Search is broken again. December 28, 2004 5:03 PM Subscribe

Search is broken, part 532. But this time it's a Google bug. Here's an example: I couldn't find a recent excellent AskMe, until iconomy kindly answered my MetaAsk, noting it was called MySonHatesMeFilter. But using Google, even with that unique string, I don't find the original article, but Yahoo and MSN find it. I'm afraid Google is no longer necessarily "your best bet". How about adding Yahoo and MSN search boxes?
posted by Turtle to Bugs at 5:03 PM (28 comments total)

It worked for me.

Have you got SafeSearch turned on?
posted by mr_crash_davis at 5:10 PM on December 28, 2004

It's like right there dude.... safesearch?
posted by dabitch at 5:34 PM on December 28, 2004

Looks like I wasn't clear enough: the Google search does return two results, but one is from a list of all of mathowie's comments, and the other is my MetAsk question. It doesn't return the original question, but Yahoo and Google do.

Another example? Sorry, it's even more of a self-link. I titled a FPP "Dream Bloat", which I was happy to notice was an original coinage. Google doesn't find the FPP (only RSS-type lists pointing to it). Yahoo and MSN do, in first place, as they should.

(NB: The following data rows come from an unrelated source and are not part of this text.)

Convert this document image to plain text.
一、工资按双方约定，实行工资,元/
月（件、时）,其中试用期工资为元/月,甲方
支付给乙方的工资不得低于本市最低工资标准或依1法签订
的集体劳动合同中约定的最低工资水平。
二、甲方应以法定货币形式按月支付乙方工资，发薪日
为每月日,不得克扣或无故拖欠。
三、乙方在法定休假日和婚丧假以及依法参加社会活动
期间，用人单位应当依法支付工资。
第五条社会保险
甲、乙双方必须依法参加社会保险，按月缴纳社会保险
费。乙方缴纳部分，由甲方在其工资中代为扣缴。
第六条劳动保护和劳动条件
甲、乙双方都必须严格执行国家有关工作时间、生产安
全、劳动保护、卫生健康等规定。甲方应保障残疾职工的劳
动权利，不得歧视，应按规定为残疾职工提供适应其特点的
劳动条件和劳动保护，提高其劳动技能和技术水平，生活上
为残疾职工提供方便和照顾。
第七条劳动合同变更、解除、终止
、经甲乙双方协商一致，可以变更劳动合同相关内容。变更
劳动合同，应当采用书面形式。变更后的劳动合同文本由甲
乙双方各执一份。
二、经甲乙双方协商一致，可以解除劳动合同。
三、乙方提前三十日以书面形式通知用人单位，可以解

There's a possible explanation for that last one: "Dream Bloat" only appears in the title. Maybe Google doesn't index titles. Which would be silly, but not tragic. But recently, I've noticed other ~~disturbances in the Force~~ surprising failings by Google. When it happens once, I think, OK, maybe one of the servers on the farm is off-line. When it happens a bunch of times, I start to suspect (heresy!) that Google isn't working right.

I have Safe Search off.

How many results does Google give you for MySonHatesMeFilter? I get 2 (but neither is the right one). 11 with Yahoo (right one in first place), and 1 with MSN (but it's the right one)
posted by Turtle at 5:43 PM on December 28, 2004

Mysonhatesmefilter
posted by azazello at 5:43 PM on December 28, 2004

ooh, the force is definitely out of whack there.
posted by dabitch at 5:52 PM on December 28, 2004

Hm, azazello, that is an odd bug. I never use Froogle, dunno why it's saying the list of all of mathowie's AskMe replies costs $77.00. I got it for free!

By the way, it's the same link that regular Google lists as its top choice, and it's not the right one. Can someone confirm that? Otherwise I'm going to start feeling paranoid that it's because I'm using Google from France or something.

On preview: dabitch, I'll take that as a confirmation? :-)
posted by Turtle at 5:55 PM on December 28, 2004

Somethign similar happened before in connection with some discussion of Moab.
posted by weston at 6:31 PM on December 28, 2004

More evidence Google sucks, unrelated to Metafilter, this time:

An article was written two months ago in Libération, a major French daily, about three bars in my neighborhood. Google doesn't find it. Yahoo and MSN do. Starting to see a pattern?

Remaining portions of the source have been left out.